The Gardeners' Corner team indulged in a little time travel recently when on a blustery wet night we made our way to Anahilt to record this week’s programme.

The journey to Anahilt from Hillsborough (where we met to have a bite to eat before the programme) may be short, but what it lacks in distance it made up for in atmosphere on the night, as the wind and the rain spirited us along winding country roads on our way to find the church.

High hedges added to a sense of timelessness as we drove along peering through the rain and I couldn’t help thinking about the journey made 350 years ago by Anahilt’s first minister.

He came originally from Portpatrick, but who made the journey across the Irish Sea all those years ago to his new congregation and new home. We found it easily (not always the case!) and it sits on a little hill beneficently overlooking it’s parish.

I couldn’t help wondering what on earth he and his first congregation would have made of us and the programme we were about to make.

Celebrations have been taking place all year to mark this big anniversary in the church’s history and we were delighted to be a part of the activities. It was perhaps fortunate for Reverend Gareth McFadden, the current minister, that we don’t bring livestock with us as he had already succumbed to auction fever during the summer and had bought a small pony at the church fair.

Lancelot is now a happy new member of the McFadden family.

The Reverend McFadden recorded a short interview with us for the top of the programme during which he mentioned that as well as acquiring Lancelot, he can now also add vegetable growing to his portfolio of skills. So he is well in the moment there and was among the chosen few to put questions to our panel on the night and they were Maurice Parkinson and Averil Milligan.
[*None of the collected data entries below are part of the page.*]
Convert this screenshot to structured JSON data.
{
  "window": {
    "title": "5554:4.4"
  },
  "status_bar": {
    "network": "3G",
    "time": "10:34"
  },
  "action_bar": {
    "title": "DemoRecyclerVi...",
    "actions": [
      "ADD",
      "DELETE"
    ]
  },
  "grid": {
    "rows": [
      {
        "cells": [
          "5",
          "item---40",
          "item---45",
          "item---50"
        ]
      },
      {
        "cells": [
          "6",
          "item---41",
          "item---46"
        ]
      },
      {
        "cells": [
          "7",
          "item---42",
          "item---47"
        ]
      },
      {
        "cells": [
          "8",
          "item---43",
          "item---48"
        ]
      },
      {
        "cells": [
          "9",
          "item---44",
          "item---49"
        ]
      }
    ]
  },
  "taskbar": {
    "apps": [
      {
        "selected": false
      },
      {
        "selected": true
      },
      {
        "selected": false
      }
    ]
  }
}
The questions included when to prune blackcurrant bushes and how far to go; how to manage a privet hedge which has become too wide; what plants grow well in north-facing beds which only get sunlight in the afternoon; is it possible to grow the blue Himalayan Poppy in this climate; how do I prevent my five year old lawn from yellowing during the winter and what coppery coloured plants would be good to replace a thorny berberis.

As ever Averil and Maurice came up with great ideas, suggestions and answers and you can of course hear them all on this week’s programme or at your leisure should you choose to download the whole programme as a podcast.

After the recording and before we all headed off into the County Down night, the Rev McFadden invited us to see the inside of the church, recently restored and looking fresh, new and gently reconfigured. And in pride of place on the wall beside the pulpit, facing the congregation, a large simple head stone movingly carved with the names of previous ministers which had been discovered during the renovations.

It was a pleasure to see it and to be a small part of Anahilt’s anniversary celebrations.